As the military’s dependence on data grows, so does the task of sifting, analyzing and sharing the vast amounts of information coming in from signals, geospatial and human intelligence sources.
In order to keep intelligence analysts from drowning in data, the Navy needs a common networking architecture, according to the commander of the Office of Naval Intelligence (ONI).
"We have multiple stovepipes across the services and even within the Navy where a platform or a sensor will collect something … and it doesn't go into a common backbone where all of the analysts who need to access it can," Rear Adm. Elizabeth Train told FCW after her appearance at a Feb. 6 conference hosted by AFCEA's Washington, D.C., chapter in Pentagon City. FCW is a sister site to GCN.
The Navy, like other military services, is trying to make the most of its ever-increasing load of data. To do that, Train said, the service is looking for automated analytics tools from the private sector to help make data "more accessible and discoverable," and to make that data available to analysts more quickly after it is collected.
The big-data challenge comes at a momentous time for the Navy's work in "information dominance," or the use of all information domains, whether cyberspace or the electromagnetic spectrum, for warfighting.
The service recently established a formal information dominance command, which Train called the last organizational hurdle to codifying "information dominance capabilities as a war-fighting domain."

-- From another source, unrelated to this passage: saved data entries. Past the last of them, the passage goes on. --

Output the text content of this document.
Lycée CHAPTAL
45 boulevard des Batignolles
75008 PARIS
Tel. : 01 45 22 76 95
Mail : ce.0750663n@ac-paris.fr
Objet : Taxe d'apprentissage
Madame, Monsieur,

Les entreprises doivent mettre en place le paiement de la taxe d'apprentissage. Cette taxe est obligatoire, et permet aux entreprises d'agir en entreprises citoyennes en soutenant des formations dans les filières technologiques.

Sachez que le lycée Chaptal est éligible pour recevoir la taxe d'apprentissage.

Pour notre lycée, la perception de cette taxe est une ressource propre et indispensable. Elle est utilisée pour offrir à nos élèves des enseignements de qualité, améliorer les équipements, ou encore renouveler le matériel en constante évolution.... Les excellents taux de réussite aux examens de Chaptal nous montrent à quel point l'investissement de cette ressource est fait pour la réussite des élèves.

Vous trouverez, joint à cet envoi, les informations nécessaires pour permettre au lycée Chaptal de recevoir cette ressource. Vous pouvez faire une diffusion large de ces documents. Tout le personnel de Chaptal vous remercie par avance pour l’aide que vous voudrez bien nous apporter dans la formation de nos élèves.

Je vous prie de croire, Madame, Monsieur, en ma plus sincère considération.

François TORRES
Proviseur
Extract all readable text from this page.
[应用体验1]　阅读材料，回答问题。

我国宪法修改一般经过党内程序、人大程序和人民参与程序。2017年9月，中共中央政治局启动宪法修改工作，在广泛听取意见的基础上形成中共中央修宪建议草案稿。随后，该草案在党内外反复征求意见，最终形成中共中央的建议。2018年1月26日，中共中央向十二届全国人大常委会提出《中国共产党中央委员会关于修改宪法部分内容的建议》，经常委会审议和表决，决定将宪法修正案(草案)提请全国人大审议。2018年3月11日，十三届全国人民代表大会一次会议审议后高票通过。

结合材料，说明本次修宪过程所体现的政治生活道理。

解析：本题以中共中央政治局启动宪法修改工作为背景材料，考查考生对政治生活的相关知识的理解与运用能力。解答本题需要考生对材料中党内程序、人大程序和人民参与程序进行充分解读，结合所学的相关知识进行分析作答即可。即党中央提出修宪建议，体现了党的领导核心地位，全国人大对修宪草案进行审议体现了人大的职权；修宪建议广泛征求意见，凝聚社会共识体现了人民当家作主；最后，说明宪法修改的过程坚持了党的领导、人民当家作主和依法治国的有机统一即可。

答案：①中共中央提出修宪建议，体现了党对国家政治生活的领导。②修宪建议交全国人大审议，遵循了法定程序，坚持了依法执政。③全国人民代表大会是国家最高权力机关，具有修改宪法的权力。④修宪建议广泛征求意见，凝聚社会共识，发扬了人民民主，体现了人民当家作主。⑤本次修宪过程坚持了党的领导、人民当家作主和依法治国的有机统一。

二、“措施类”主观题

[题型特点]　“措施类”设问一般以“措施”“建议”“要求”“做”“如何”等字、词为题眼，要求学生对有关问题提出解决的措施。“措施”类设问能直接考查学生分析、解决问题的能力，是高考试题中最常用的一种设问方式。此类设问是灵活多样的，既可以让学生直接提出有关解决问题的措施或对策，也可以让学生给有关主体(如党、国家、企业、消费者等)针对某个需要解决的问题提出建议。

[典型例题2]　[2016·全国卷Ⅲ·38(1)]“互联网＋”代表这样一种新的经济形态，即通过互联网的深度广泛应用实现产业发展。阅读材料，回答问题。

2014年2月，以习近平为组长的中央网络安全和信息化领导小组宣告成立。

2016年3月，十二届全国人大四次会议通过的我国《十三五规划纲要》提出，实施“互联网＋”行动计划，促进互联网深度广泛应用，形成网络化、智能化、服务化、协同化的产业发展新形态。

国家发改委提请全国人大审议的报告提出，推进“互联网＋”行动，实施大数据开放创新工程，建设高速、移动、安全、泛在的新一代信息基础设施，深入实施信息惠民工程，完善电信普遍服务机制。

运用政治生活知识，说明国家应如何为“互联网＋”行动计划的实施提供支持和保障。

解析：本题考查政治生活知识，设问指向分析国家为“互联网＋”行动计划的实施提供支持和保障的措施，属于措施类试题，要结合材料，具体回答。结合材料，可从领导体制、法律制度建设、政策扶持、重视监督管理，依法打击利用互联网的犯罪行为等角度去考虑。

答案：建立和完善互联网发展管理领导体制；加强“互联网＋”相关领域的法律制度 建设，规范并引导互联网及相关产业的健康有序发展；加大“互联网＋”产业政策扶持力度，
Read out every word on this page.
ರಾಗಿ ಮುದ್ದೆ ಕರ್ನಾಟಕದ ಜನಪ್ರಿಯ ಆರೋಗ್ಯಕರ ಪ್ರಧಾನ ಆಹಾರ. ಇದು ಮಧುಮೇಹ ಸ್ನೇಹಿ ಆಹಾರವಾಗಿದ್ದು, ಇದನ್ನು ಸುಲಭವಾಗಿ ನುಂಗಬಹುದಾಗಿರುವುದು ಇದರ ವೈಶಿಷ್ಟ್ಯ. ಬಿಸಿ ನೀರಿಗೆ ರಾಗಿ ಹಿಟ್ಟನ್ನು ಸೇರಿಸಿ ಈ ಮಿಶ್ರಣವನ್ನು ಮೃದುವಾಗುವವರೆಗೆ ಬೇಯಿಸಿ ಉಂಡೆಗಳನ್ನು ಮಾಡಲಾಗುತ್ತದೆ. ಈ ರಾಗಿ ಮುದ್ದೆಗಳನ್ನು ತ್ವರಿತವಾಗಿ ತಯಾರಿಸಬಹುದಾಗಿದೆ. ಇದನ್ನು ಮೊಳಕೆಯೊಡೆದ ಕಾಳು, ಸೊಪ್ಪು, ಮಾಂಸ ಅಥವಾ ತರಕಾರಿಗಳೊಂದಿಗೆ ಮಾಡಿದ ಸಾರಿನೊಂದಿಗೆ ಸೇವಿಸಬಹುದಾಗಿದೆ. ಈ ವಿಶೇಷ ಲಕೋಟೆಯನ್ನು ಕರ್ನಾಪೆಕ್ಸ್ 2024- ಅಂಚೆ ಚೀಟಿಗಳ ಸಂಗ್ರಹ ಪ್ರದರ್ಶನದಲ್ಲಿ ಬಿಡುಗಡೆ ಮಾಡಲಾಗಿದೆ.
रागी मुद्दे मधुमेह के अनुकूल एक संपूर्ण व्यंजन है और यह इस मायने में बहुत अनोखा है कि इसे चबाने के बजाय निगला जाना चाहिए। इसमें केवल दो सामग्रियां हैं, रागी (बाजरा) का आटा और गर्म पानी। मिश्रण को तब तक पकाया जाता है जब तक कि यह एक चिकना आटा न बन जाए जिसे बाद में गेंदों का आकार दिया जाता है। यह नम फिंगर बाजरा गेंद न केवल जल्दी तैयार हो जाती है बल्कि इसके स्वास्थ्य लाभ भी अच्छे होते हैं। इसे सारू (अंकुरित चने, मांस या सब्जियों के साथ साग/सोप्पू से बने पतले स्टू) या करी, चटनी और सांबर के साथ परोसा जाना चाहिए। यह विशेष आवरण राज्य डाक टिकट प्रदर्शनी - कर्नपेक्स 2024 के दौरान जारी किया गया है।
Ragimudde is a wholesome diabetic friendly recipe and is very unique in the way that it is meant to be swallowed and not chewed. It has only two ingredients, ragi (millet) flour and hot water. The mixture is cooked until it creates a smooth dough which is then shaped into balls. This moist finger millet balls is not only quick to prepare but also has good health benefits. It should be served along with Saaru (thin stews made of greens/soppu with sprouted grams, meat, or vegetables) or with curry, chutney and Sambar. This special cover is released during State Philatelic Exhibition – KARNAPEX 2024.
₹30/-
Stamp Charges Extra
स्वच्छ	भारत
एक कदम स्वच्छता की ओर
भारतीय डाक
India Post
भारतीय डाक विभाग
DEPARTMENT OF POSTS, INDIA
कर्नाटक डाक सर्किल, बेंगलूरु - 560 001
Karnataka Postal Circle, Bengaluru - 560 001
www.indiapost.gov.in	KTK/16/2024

Previously there was no single Navy command responsible for every field that falls under information dominance – such as cryptology, information warfare and network operations.
One of the Navy's hubs for intelligence integration is a 24/7 center within ONI for supporting global maritime missions. Intelligence, surveillance and reconnaissance (ISR) data fed into the maritime center support the Coast Guard, Drug Enforcement Administration and State Department in addition to the Navy, Train said.
In addition to that, the Navy is working closely with the National Reconnaissance Office to sort through and analyze massive sets of data for intelligence purposes.
That work is all part of Train's checklist for improving naval intelligence, challenges that are not all technological. Speaking of the need to solidify a common IT architecture for disseminating ISR data, she told FCW, "it's probably going to be a more cultural process than it is the actual hardware.”